The four of us set out again. The road is dustier now and the going harder, the landscape rolls out in front of us. Bujora is actually the highest point of land for miles around and heading away from it we glimpse every now and then through the gaps in the small granite hills the dark blue of Lake Victoria, waiting for us at the end of our journey. The sky ahead of us is turning bruised blue and black and suddenly a crack of lightning electrifies the sky and the thunderous call rolls out to greet us.
As the first heavy drops of rain begin to fall we seek shelter in the nearest house. Constantine calls Hodi and we are welcomed into a small room where a man sits in front of a basket of dried cassava peeling the shells from ground nuts. Constantine and the man and his wife exchange greetings and the name of their grandfathers.
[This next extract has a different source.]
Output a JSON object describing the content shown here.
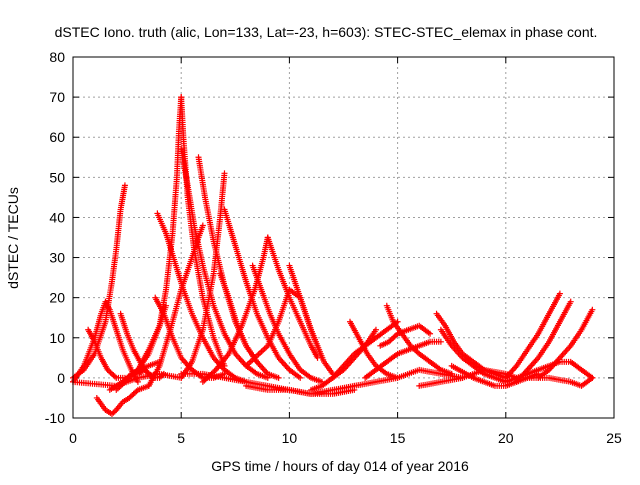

This is an important part of the Sukuma greeting, knowing who someone’s grandfather is and I imagine a complex social geography stretching back through the generations, learned in childhood, a precise way of pinning people to a place and a history.
As the rain batters on the roof we join in the task of preparing the ground nuts. We are friends now says the man. Next time you come you can bring me a watch as a gift; perhaps I will give you a hen? When the rain finally stops I think we are going to leave but of course first we must be fed. We sit down to eat sweet potatoes and roasted peanuts with sweet hot chai to wash them down.